También en España, muchas personas han levantado su voz para denunciar la injusticia y exigir libertad y derechos en los momentos más importantes de nuestra historia: el Congreso de Intelectuales Antifascistas tuvo lugar en Valencia en el año mil novecientos treinta y siete, en plena guerra civil, con Miguel Hernández, Pablo Neruda y un largo etcétera de escritores y fueron muchos los manifiestos de artistas e intelectuales durante el franquismo, ante hechos abominables de la dictadura; después, en la transición y también en la democracia, para apoyar a una organización política o exigir responsabilidades a un gobierno, para ensanchar derechos o defender señas de identidad.

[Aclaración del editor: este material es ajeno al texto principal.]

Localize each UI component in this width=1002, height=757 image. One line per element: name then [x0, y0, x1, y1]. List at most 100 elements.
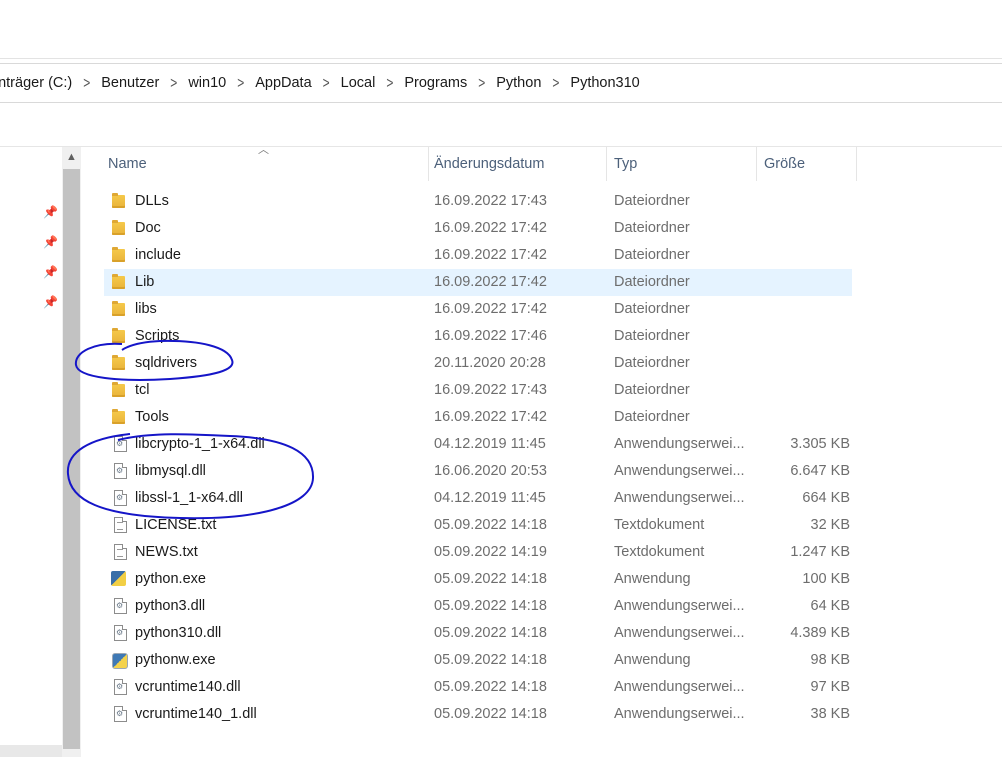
file-date: 16.09.2022 17:43	[434, 193, 547, 209]
chevron-right-icon[interactable]: >	[386, 74, 393, 92]
file-name: pythonw.exe	[135, 652, 216, 668]
breadcrumb-programs[interactable]: Programs	[402, 75, 469, 91]
file-size: 4.389 KB	[790, 625, 850, 641]
file-row[interactable]: tcl 16.09.2022 17:43 Dateiordner	[104, 377, 864, 404]
file-date: 05.09.2022 14:18	[434, 679, 547, 695]
nav-scrollbar[interactable]: ▲	[62, 147, 81, 757]
navigation-pane: 📌 📌 📌 📌	[0, 147, 62, 757]
file-row[interactable]: Doc 16.09.2022 17:42 Dateiordner	[104, 215, 864, 242]
chevron-right-icon[interactable]: >	[478, 74, 485, 92]
address-bar[interactable]: tenträger (C:) > Benutzer > win10 > AppData…	[0, 63, 1002, 103]
chevron-right-icon[interactable]: >	[237, 74, 244, 92]
column-divider[interactable]	[756, 147, 757, 181]
column-divider[interactable]	[856, 147, 857, 181]
file-date: 05.09.2022 14:18	[434, 598, 547, 614]
chevron-right-icon[interactable]: >	[83, 74, 90, 92]
dll-file-icon	[114, 673, 127, 700]
scrollbar-thumb[interactable]	[63, 169, 80, 749]
file-row[interactable]: Scripts 16.09.2022 17:46 Dateiordner	[104, 323, 864, 350]
file-type: Dateiordner	[614, 247, 690, 263]
file-row[interactable]: Lib 16.09.2022 17:42 Dateiordner	[104, 269, 852, 296]
folder-icon	[112, 193, 125, 208]
file-name: libs	[135, 301, 157, 317]
file-date: 05.09.2022 14:18	[434, 517, 547, 533]
chevron-right-icon[interactable]: >	[170, 74, 177, 92]
file-row[interactable]: libssl-1_1-x64.dll 04.12.2019 11:45 Anwend…	[104, 484, 864, 512]
file-type: Anwendungserwei...	[614, 463, 745, 479]
file-date: 05.09.2022 14:18	[434, 571, 547, 587]
pin-icon[interactable]: 📌	[43, 265, 58, 279]
file-row[interactable]: vcruntime140_1.dll 05.09.2022 14:18 Anwend…	[104, 700, 864, 728]
file-name: Scripts	[135, 328, 180, 344]
file-type: Dateiordner	[614, 355, 690, 371]
pythonw-exe-icon	[112, 653, 128, 669]
file-row[interactable]: DLLs 16.09.2022 17:43 Dateiordner	[104, 188, 864, 215]
file-row[interactable]: NEWS.txt 05.09.2022 14:19 Textdokument 1.24…	[104, 539, 864, 566]
column-header: ︿ Name Änderungsdatum Typ Größe	[100, 144, 860, 181]
pin-icon[interactable]: 📌	[43, 205, 58, 219]
file-name: include	[135, 247, 181, 263]
file-name: NEWS.txt	[135, 544, 198, 560]
text-file-icon	[114, 517, 127, 533]
file-type: Dateiordner	[614, 193, 690, 209]
file-row[interactable]: include 16.09.2022 17:42 Dateiordner	[104, 242, 864, 269]
breadcrumb-local[interactable]: Local	[339, 75, 378, 91]
file-type: Dateiordner	[614, 220, 690, 236]
file-name: libmysql.dll	[135, 463, 206, 479]
dll-file-icon	[114, 700, 127, 727]
breadcrumb-drive[interactable]: tenträger (C:)	[0, 75, 74, 91]
file-row[interactable]: libmysql.dll 16.06.2020 20:53 Anwendungser…	[104, 457, 864, 485]
file-row[interactable]: libcrypto-1_1-x64.dll 04.12.2019 11:45 Anw…	[104, 430, 864, 458]
file-name: vcruntime140.dll	[135, 679, 241, 695]
file-date: 16.09.2022 17:43	[434, 382, 547, 398]
column-divider[interactable]	[428, 147, 429, 181]
breadcrumb-win10[interactable]: win10	[186, 75, 228, 91]
breadcrumb-users[interactable]: Benutzer	[99, 75, 161, 91]
file-type: Anwendungserwei...	[614, 679, 745, 695]
file-row[interactable]: python310.dll 05.09.2022 14:18 Anwendungse…	[104, 619, 864, 647]
sort-ascending-icon: ︿	[258, 144, 269, 156]
file-row[interactable]: python3.dll 05.09.2022 14:18 Anwendungserw…	[104, 592, 864, 620]
file-row[interactable]: pythonw.exe 05.09.2022 14:18 Anwendung 98 K…	[104, 647, 864, 674]
file-row[interactable]: vcruntime140.dll 05.09.2022 14:18 Anwendun…	[104, 673, 864, 701]
chevron-right-icon[interactable]: >	[323, 74, 330, 92]
breadcrumb-appdata[interactable]: AppData	[253, 75, 313, 91]
file-name: python310.dll	[135, 625, 222, 641]
file-date: 05.09.2022 14:18	[434, 652, 547, 668]
file-date: 05.09.2022 14:18	[434, 625, 547, 641]
file-name: vcruntime140_1.dll	[135, 706, 257, 722]
file-row[interactable]: python.exe 05.09.2022 14:18 Anwendung 100 K…	[104, 566, 864, 593]
file-size: 1.247 KB	[790, 544, 850, 560]
breadcrumb-python[interactable]: Python	[494, 75, 543, 91]
file-type: Anwendung	[614, 652, 691, 668]
file-type: Textdokument	[614, 517, 705, 533]
pin-icon[interactable]: 📌	[43, 235, 58, 249]
file-row[interactable]: LICENSE.txt 05.09.2022 14:18 Textdokument 3…	[104, 512, 864, 539]
column-type[interactable]: Typ	[614, 147, 637, 181]
chevron-right-icon[interactable]: >	[552, 74, 559, 92]
file-date: 16.09.2022 17:42	[434, 247, 547, 263]
column-date[interactable]: Änderungsdatum	[434, 147, 544, 181]
file-type: Anwendungserwei...	[614, 598, 745, 614]
file-date: 05.09.2022 14:18	[434, 706, 547, 722]
column-name[interactable]: Name	[108, 147, 147, 181]
chevron-up-icon[interactable]: ▲	[62, 147, 81, 167]
file-name: sqldrivers	[135, 355, 198, 371]
breadcrumb-python310[interactable]: Python310	[568, 75, 641, 91]
file-row[interactable]: sqldrivers 20.11.2020 20:28 Dateiordner	[104, 350, 864, 377]
file-date: 16.09.2022 17:42	[434, 301, 547, 317]
pin-icon[interactable]: 📌	[43, 295, 58, 309]
file-name: LICENSE.txt	[135, 517, 217, 533]
file-date: 16.09.2022 17:42	[434, 220, 547, 236]
file-row[interactable]: Tools 16.09.2022 17:42 Dateiordner	[104, 404, 864, 431]
file-name: Tools	[135, 409, 169, 425]
file-row[interactable]: libs 16.09.2022 17:42 Dateiordner	[104, 296, 864, 323]
file-type: Textdokument	[614, 544, 705, 560]
file-size: 32 KB	[810, 517, 851, 533]
file-date: 16.06.2020 20:53	[434, 463, 547, 479]
horizontal-scrollbar[interactable]	[0, 745, 62, 757]
file-type: Anwendungserwei...	[614, 436, 745, 452]
column-divider[interactable]	[606, 147, 607, 181]
dll-file-icon	[114, 619, 127, 646]
column-size[interactable]: Größe	[764, 147, 805, 181]
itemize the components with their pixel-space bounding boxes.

Cuando el postmodernismo quiso convencernos del final de las ideologías y trató de ofrecernos como igualdad la ilusión de la igualdad, parecía que la figura del intelectual había dejado de tener la relevancia de otros tiempos pero, aunque los apóstoles del pensamiento único se empeñen en proclamar que no hay alternativas y que debemos abandonar toda esperanza, siempre hay quien está dispuesto a salirse del guión para desmentir sus teorías y desbaratar sus planes.

Pienso en esto, a propósito del Manifiesto de apoyo a Izquierda Unida en la provincia de Jaén para las Elecciones Andaluzas del veinticinco de marzo, que se va a presentar públicamente en los próximos días; y lo pienso, porque cada una de las firmas que lo suscriben no representa sólo un apoyo electoral, cosa no desdeñable por otra parte teniendo en cuenta la injusticia del reparto de los votos, sino una bocanada de aire fresco y una esperanza, en una provincia que tiene recursos naturales y posibilidades de riqueza y, sin embargo, va siempre a la zaga en rentas y en servicios. Habla el Manifiesto de personas que tratan de buscar alternativas al pensamiento único y se organizan en las calles y plazas de los pueblos y ciudades, ejercen su tarea docente desde el compromiso, cultivan su conciencia de ciudadanía para exigir sus derechos, utilizan sus palabras para nombrar la realidad sin falsearla, desarrollan su trabajo profesional desde la convicción de unos valores éticos y establecen una lucha ideológica para que la supremacía de las ideas no sean los valores conservadores. Porque, efectivamente, hay muchas personas críticas con la situación actual en Andalucía, que quieren intervenir en la lucha ideológica desde todos los ámbitos para defender nuestra cultura, la gestión de nuestro patrimonio, nuestro espacios y servicios públicos, nuestras tradiciones y nuestras propuestas de futuro y, sobre todo, intervenir en la lucha ideológica para disputar la hegemonía al pensamiento neoliberal conservador y ampliar cada vez más los espacios de libertad. Ahí están, entre otros muchos, el músico José María Laso y el pintor Jonathan Villar, los profesores de la Universidad de Jaén Carmen Rodríguez y Guillermo Portilla y los escritores Juan Manuel Molina Damiani y Antonio Negrillo. Profesionales, intelectuales, artistas, gente de nuestra tierra, que van de su corazón a sus asuntos, con la conciencia de que sus asuntos van más allá de sí mismos; que siguen explicitando su compromiso porque aprendieron, con Machado, que poesía es palabra en el tiempo. Y en tiempos como éstos, eso se llama rebeldía.

Ana Moreno. Artículo editado en Ideal.